Jack had a wide range of interests. His interest in architecture was fulfilled in the Florida Gas Building in Winter Park, Florida, and the Transco (now Williams) Tower and Waterwall in Houston. He played polo at West Point and continued his love of horses at his beloved Gator Creek Ranch in Carmine, Texas. He was instrumental in starting the Character Education Partnership of HISD, and Clean Houston. Jack was an amateur watercolorist who exhibited work in Houston, New York City, Orlando, London and Mexico City.

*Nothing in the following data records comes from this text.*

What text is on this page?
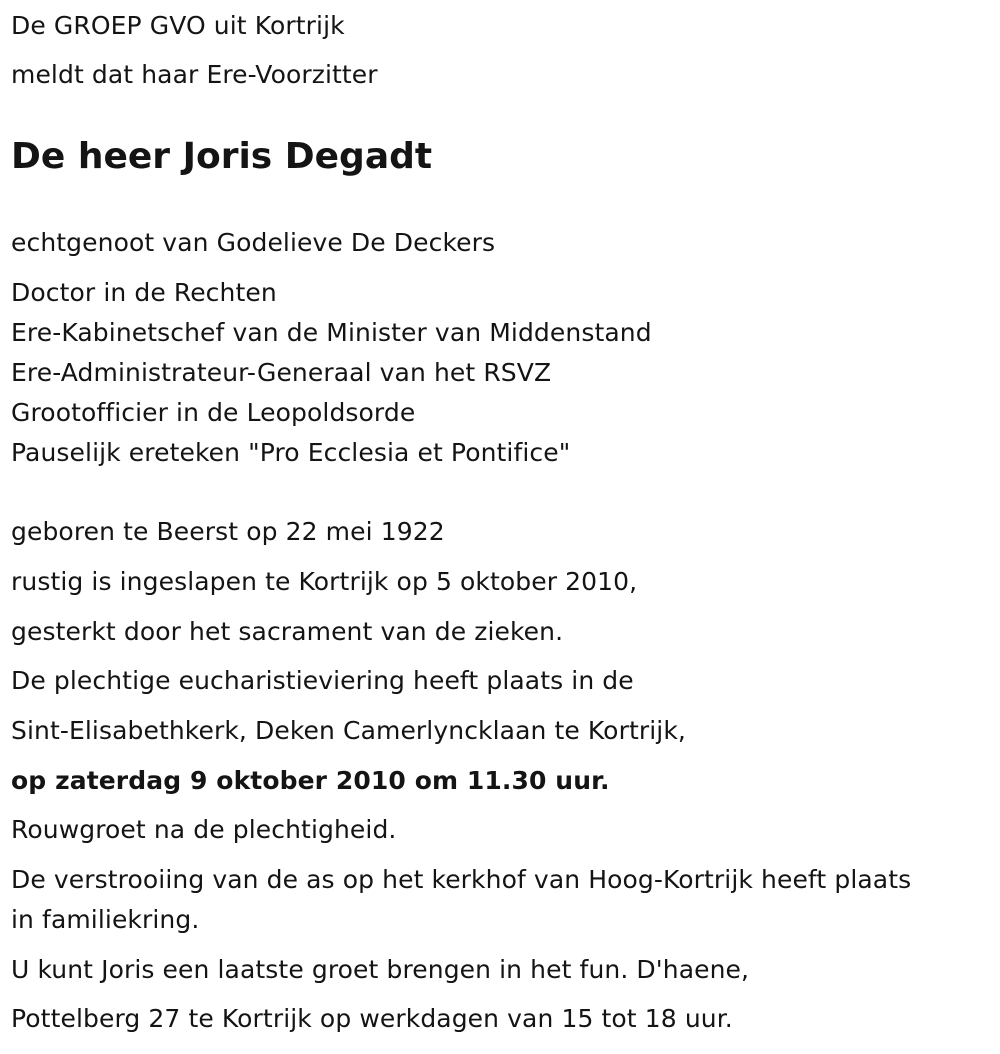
De GROEP GVO uit Kortrijk
meldt dat haar Ere-Voorzitter
De heer Joris Degadt
echtgenoot van Godelieve De Deckers
Doctor in de Rechten
Ere-Kabinetschef van de Minister van Middenstand
Ere-Administrateur-Generaal van het RSVZ
Grootofficier in de Leopoldsorde
Pauselijk ereteken "Pro Ecclesia et Pontifice"
geboren te Beerst op 22 mei 1922
rustig is ingeslapen te Kortrijk op 5 oktober 2010,
gesterkt door het sacrament van de zieken.
De plechtige eucharistieviering heeft plaats in de
Sint-Elisabethkerk, Deken Camerlyncklaan te Kortrijk,
op zaterdag 9 oktober 2010 om 11.30 uur.
Rouwgroet na de plechtigheid.
De verstrooiing van de as op het kerkhof van Hoog-Kortrijk heeft plaats
in familiekring.
U kunt Joris een laatste groet brengen in het fun. D'haene,
Pottelberg 27 te Kortrijk op werkdagen van 15 tot 18 uur.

He was preceded in death by his parents and his sister, Joan Bowen Cady. He is survived by his wife of 65 years, Annis Hilty Bowen; and their four children, Shelley Hatfield and her husband, Robert, of Winter Park, Florida and Durango, Colorado; Barbara Cauble and her husband, James, of Houston, Texas; Berry Bowen and his wife, Heather, of Houston, Texas; and Will Bowen of, of Gainesville, Florida, and ten grandchildren: Marguerite, Berry, Adele, Susie, Lizzy, Adam, Hilty, Haley, Jackson and Max.

The family requests that memorial contributions in Jack’s memory be directed to the Tellepsen Family Downtown YMCA, Attention Mary Huggins, 808 Pease, Houston, TX, 77002 or the Watercolor Art Society of Houston, 1601 West Alabama, Houston, TX, 77006.